Un appassionato ballo in maschera

L'opera di Verdi, da sempre applaudita e apprezzata dal pubblico, è stata protagonista all'Accademia nazionale Santa Cecilia a Roma
Antonio Pappano

Quando fu dato a Roma, al teatro Apollo di Tor di Nona – che oggi non esiste più – nel 1859, il Ballo in maschera scritto da Verdi fu un enorme successo. Che dura ininterrotto. Perchè i tre atti di questo dramma di amore e morte, molto padano , passionale ed emotivo, ma anche ironico e brillante, sono scossi da un torrente melodioso sempre azzeccato, da una scrittura strumentale raffinata e da un impeto che soggioga. Si tratta infatti di uno dei grandi capolavori verdiani. Gli elementi del Bussetano ci sono tutti: l’amore ineluttabile di Riccardo per Amelia, moglie del fedele amico Renato, i congiurati, la maga Ulrica. Ossia, il mondo, con i suoi furori, le passioni, le oscurità. Ma anche le voluttà adolescenziali del paggio Oscar, più che un Cherubino mozartiano come qualcuno ha detto, il Verdi brillante scherzoso e sempre giovane che nella vita non è mai riuscito ad essere. Ma, si sa, nell’arte tutto è possibile, e qui Verdi sa scherzare, ironizzare – la scena dei congiurati che sorprendono Riccardo con Amelia di fronte quasi al marito – e, non è poco, perdonare.

Il perdono è infatti l’ultima parola, di Verdi e nostra, di fronte alla ineluttabile forza dell’amore – platonico, del resto – fra i due protagonisti, che sfocia nell’atto secondo in un notturno di estasi amorosa fra le più belle del teatro musicale, quando si ama e si fa fatica ad ammetterlo, ma poi si cede e allora sul tremolo degli archi, i violoncelli cantano la passione con il fare largo e caldo tipico di Verdi.

Come è tipico di lui il coro finale in cui Riccardo, ferito a morte, perdona tutti così che i violini – che nel preludio iniziale finiscono in una punta luminosissima – qui terminano allo stesso modo, come luce, anche se il sipario scende vorticoso sul consueto grido “Notte d’orror”.

Certo dare l’opera, quest’opera, in forma di concerto – come è stato fatto all’Accademia nazionale Santa Cecilia a Roma – è una sfida e un rischio perché i cantanti, privi di “scena”, si sono sforzati di dare credibilità ai personaggi – talora con accenti ”veristici” poco adatti – come fossero su un palcoscenico. L’orchestra diretta con foga era una canto sterminato degli strumenti, passando dalle raffinatezze dei legni al bollore dei violoncelli e al clangore degli ottoni: una visione di gran spettacolo teatrale, fortemente emotivo e coinvolgente  peril pubblico entusiasta, come riesce a fare bene Antonio Pappano.
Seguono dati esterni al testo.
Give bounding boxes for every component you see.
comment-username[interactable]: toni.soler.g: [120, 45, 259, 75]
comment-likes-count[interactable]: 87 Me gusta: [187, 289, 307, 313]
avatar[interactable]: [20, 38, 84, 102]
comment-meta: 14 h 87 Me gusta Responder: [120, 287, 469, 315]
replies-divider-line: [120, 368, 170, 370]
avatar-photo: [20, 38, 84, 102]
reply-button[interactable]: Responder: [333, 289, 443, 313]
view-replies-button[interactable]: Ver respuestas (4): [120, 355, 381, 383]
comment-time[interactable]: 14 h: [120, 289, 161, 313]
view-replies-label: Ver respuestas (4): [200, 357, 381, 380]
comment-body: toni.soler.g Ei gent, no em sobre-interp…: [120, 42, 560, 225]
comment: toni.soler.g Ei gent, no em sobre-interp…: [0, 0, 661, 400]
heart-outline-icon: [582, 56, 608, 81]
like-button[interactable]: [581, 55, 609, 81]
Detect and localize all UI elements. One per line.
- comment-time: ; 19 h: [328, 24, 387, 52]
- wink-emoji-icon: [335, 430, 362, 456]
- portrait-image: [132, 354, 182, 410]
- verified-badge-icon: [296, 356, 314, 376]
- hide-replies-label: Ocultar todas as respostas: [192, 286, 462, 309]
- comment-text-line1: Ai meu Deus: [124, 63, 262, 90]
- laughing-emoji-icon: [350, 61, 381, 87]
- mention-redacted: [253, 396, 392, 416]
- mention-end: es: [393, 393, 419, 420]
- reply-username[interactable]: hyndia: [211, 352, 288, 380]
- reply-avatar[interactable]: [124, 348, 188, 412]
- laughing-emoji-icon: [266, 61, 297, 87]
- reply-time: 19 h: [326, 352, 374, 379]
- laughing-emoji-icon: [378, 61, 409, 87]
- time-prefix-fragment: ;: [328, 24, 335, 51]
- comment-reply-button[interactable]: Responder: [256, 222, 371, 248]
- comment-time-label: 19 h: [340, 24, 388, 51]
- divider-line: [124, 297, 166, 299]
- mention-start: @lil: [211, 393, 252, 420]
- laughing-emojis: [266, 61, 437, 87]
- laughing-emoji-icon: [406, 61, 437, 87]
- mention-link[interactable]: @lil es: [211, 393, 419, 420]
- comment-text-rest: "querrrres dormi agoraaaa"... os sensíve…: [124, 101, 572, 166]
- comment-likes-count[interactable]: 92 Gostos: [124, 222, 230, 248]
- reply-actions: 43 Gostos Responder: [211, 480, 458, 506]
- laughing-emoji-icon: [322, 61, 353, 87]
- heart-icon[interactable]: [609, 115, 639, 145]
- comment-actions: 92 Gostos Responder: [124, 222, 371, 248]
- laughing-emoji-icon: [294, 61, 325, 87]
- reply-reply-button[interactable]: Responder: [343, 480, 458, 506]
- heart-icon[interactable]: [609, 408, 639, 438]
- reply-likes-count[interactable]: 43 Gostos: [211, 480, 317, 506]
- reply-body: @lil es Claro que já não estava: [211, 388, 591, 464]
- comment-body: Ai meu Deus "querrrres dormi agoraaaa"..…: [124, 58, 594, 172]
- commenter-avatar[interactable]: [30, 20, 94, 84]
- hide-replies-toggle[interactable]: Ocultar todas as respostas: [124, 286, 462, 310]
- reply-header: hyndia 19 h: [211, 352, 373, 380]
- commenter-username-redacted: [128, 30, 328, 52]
Il senso di un “ballo” veleggiava nella direzione, prediligendo una atmosfera di danza alternata alla cupezza tenebrosa o alla nostalgia ardente di Riccardo e Renato. Le voci? Francesco Meli è un Riccardo slanciato, coinvolto, riesce bene soprattutto quando smorza il volume e canta “piano”; Amelia è Liudmila Monastyrska, volume ampio, sicurezza tecnica, ma pronuncia poco comprensibile; Dolora Zajick, mezzosoprano glorioso, ha ancora frecce al suo arco; il Renato di Dmitri Hvorostovsky  voce ampia, la forza però per attirare l’applauso; l’Oscar di Laura Giordano è voce fresca e bella. Ottimo il coro. Successo di pubblico irrefrenabile.